Democracia e información .

/ María Elizabeth de los Ríos Uriarte /

Platón en su República advirtió que la democracia era la peor forma de gobierno pues, aunque la voluntad de la mayoría sobrepase abrumadoramente, sigue siendo una voluntad inexperta que sacrifica el conocimiento por el convencimiento.

Para Platón, la voluntad de muchos deviene la voluntad de uno solo y por eso se corrompe al gobierno de su fin último, que debiera ser la búsqueda y consecución del bien común. Cuando esto sucede, dice el filósofo, la democracia se convierte en tiranía.

Por el contrario, la aristocracia es la mejor forma de gobierno, pues encarna la unión del conocimiento con la experiencia, aunque no está exenta de peligros como su deriva casi insalvable hacia la búsqueda de la riqueza provocada por el privilegio de clase a la que pertenecen y el asunto inconcluso de quién designará a los “mejores” y con base en qué criterios.

El deseo de un buen gobierno pareciera entonces estar muy lejos de ser una realidad, los sistemas políticos se vuelven utopías más rápido que lo que nos tardamos en siquiera pronunciarlos y unos cuantos los absorben y se encargan de difundirlos a modo de ideologías manipulando el lenguaje y despertando fanatismos.

Sin embargo, diría Churchill, “la democracia es la peor forma de gobierno a excepción de todas las demás que se han inventado” y es que, mientras no pensemos en nuevos modelos, la democracia asegura, al menos, una participación constante de los ciudadanos en la vida pública.
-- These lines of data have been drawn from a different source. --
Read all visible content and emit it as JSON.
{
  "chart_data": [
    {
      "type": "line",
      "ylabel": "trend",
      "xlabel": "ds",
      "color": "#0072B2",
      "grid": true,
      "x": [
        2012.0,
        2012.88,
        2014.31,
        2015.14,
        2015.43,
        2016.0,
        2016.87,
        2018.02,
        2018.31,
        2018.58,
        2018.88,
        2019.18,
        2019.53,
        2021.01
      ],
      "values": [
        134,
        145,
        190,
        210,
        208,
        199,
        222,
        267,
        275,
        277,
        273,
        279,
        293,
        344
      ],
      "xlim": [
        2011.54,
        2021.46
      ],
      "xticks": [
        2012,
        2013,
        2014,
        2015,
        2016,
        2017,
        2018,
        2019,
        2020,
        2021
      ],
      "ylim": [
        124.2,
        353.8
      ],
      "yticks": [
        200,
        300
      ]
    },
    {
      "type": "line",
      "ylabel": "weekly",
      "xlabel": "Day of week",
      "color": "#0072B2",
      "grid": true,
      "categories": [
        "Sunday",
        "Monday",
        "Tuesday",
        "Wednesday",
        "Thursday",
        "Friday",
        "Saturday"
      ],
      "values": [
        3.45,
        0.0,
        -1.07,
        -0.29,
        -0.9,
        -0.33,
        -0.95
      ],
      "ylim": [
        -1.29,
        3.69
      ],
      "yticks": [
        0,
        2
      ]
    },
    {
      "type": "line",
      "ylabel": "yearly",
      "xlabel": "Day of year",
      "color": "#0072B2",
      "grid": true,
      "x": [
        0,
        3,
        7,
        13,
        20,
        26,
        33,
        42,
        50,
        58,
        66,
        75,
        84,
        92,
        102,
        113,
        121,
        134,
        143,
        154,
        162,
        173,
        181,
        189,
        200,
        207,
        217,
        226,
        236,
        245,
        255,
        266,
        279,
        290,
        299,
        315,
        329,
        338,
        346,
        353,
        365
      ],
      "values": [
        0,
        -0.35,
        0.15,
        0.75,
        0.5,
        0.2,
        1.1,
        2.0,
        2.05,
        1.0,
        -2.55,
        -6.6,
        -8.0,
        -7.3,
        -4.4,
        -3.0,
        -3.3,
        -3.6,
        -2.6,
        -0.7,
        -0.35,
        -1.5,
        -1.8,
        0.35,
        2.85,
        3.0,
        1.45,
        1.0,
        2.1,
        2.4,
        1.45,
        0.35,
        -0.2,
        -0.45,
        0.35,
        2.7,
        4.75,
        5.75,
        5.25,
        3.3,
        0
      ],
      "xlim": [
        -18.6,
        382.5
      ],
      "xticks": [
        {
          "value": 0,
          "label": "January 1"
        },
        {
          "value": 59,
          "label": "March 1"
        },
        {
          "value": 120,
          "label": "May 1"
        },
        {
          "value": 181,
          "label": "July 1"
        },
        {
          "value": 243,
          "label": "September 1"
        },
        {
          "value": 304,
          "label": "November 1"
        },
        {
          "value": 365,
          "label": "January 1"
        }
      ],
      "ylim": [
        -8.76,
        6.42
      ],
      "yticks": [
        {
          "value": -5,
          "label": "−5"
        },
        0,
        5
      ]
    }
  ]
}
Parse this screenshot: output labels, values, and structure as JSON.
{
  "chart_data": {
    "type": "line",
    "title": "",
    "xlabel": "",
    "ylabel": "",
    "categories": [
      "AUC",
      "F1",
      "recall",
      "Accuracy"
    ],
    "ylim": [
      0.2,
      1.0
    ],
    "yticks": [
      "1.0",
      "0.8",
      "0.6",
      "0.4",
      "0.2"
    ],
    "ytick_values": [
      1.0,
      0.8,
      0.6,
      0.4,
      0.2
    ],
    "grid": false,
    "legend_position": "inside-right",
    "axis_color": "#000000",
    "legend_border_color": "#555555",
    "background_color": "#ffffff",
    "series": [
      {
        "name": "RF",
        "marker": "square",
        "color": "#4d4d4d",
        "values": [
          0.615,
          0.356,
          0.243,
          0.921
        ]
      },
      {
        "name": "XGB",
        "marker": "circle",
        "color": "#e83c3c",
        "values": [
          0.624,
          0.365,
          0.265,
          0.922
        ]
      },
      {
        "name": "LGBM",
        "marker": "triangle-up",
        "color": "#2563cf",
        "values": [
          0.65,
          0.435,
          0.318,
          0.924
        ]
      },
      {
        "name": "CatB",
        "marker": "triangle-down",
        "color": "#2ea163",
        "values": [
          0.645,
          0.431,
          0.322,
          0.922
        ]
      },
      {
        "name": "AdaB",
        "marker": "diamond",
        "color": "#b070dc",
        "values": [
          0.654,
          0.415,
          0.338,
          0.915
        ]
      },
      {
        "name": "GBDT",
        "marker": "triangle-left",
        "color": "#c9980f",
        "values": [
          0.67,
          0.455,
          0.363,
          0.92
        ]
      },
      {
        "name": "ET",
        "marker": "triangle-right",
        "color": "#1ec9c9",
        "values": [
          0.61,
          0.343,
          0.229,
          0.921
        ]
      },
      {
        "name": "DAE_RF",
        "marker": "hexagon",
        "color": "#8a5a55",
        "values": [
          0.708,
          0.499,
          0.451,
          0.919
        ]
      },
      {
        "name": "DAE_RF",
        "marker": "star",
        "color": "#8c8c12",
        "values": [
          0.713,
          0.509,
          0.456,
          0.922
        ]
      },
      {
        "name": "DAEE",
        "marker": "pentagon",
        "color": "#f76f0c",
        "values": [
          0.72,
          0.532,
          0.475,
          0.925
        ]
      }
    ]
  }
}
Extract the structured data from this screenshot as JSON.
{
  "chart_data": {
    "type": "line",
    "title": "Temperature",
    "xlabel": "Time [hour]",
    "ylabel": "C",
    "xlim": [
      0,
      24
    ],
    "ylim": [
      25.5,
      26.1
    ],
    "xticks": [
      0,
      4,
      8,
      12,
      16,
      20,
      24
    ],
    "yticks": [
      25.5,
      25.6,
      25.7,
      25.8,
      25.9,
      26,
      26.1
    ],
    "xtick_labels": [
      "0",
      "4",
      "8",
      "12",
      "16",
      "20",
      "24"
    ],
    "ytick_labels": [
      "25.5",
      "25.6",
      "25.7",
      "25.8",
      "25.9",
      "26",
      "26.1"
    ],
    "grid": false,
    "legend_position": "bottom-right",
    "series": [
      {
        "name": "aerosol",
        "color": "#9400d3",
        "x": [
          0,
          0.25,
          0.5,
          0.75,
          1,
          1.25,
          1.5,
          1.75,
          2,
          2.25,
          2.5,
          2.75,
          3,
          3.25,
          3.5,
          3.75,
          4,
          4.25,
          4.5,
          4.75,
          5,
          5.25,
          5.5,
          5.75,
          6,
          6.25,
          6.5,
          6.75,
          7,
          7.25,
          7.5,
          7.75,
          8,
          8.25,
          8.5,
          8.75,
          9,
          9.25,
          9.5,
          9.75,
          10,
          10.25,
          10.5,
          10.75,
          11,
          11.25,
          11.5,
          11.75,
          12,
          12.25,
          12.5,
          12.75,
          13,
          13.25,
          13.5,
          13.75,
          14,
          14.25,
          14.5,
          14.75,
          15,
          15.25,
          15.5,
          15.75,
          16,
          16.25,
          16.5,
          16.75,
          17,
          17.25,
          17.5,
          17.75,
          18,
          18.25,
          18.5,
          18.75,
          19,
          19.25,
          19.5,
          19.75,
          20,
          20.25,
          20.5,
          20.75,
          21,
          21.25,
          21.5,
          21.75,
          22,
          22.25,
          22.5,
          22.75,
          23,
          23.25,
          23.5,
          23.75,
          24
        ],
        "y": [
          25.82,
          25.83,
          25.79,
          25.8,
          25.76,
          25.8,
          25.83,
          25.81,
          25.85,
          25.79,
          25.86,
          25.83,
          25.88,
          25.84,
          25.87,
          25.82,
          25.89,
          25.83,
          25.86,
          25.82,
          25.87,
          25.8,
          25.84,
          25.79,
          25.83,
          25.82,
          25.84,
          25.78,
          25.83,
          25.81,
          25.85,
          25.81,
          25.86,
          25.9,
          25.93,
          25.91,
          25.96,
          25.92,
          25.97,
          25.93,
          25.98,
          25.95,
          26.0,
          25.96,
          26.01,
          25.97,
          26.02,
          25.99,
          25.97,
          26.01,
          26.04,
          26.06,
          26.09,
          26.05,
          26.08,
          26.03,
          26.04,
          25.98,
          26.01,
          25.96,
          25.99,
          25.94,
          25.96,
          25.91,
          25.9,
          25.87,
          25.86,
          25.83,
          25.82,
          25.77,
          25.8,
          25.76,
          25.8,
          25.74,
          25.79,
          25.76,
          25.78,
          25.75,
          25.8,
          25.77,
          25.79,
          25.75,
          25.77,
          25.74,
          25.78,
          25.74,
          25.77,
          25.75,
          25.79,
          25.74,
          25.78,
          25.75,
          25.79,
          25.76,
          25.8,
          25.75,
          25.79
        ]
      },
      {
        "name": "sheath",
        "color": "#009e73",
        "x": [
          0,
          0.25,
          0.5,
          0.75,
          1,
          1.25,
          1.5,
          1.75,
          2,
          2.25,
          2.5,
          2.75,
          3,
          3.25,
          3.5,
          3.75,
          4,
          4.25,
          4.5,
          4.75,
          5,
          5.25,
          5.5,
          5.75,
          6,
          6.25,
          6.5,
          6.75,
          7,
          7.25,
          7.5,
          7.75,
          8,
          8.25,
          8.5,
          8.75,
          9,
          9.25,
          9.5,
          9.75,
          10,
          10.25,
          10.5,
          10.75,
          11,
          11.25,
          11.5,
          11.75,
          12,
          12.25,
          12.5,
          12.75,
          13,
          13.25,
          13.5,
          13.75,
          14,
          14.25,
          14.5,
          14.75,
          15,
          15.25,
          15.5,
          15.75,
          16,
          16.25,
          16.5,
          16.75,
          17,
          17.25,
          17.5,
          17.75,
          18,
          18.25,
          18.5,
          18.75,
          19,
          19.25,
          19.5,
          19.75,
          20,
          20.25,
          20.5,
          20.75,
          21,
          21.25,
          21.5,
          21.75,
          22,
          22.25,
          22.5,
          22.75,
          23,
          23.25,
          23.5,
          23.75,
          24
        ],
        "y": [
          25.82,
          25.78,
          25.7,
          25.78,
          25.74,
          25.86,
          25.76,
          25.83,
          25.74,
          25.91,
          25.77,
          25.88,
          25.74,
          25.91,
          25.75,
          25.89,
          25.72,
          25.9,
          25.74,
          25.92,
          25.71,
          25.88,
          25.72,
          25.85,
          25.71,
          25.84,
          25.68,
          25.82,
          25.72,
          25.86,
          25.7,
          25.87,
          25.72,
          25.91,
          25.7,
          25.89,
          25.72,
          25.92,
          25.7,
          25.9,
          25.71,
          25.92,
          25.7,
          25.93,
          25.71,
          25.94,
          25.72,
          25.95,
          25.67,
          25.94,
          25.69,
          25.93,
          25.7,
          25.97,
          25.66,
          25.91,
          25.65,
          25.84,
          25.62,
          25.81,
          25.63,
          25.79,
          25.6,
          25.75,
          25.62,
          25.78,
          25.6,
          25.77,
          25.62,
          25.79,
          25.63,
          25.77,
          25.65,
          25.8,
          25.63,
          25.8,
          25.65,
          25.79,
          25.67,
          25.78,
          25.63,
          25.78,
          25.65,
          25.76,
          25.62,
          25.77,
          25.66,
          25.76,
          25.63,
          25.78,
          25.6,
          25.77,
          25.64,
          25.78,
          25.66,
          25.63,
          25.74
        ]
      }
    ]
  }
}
Si esto es algo bueno y deseable, entonces el problema no está en el fin que persigue la democracia en sí misma, que es ese bien común buscado y anhelado por todos, sino más bien en el tipo y nivel de participación de cada uno.

Atendiendo a la etimología de la palabra “democracia” como “demos”, que significa “pueblo”, y “cratos”, que significa “poder”, el meollo a discutir estaría en el tipo de “pueblo” que tiene el poder. Más allá de las aplicaciones difusas y a menudo banales de la palabra “pueblo”, una primera premisa que lo debería hacer partícipe de la vida pública como agente de decisiones es su formación y su información. Un conjunto de ciudadanos que carecen de conocimiento se vuelve más riesgoso que benéfico en tanto que basarán sus juicios en percepciones sensacionalistas más que en elementos de juicio objetivo que describan la realidad y la juzguen críticamente.

En cambio, ese mismo conjunto, bien informado y con bases sólidas de estudio, análisis, criticidad y reflexión ética lo faculta para tomar decisiones acertadas y prudentes.

Por esto, para que una democracia funcione, dada su peligrosidad de ser cooptada por un solo individuo, se requiere un “pueblo” que no actúe ciega y fervorosamente, que no abandere la lealtad por encima de la racionalidad, que no juegue a ser juez y parte, sino que, por el contrario, sea capaz de advertir de los vicios del poder, equilibrar fuerzas, buscar la verdad por encima de la conveniencia, ver más allá del momento presente, anteponer el bien común a la satisfacción de los deseos individuales. En resumen, se requiere un pueblo que sea valiente para denunciar y casi de carácter profético para anunciar alternativas de construcción social y de integración del país.

Defender la democracia debe entonces, necesariamente, ir de la mano de la defensa de la información y del develamiento de los hechos, del análisis riguroso de la realidad que se vive y no la que se dejó de vivir o se quiere empezar a vivir. Es defender el lugar en que nos encontramos para poder dibujar rutas de acción posibles. La democracia no es nada sin información y sin verdad, por ende, sólo será una buena opción cuando vaya acompañada de un pueblo informado capaz de entender los problemas complejos de la vida pública y de proponer alternativas que no descansen sobre la oposición sino sobre la participación comunitaria.

La autora es profesora e investigadora de la Facultad de Bioética, Universidad Anáhuac México.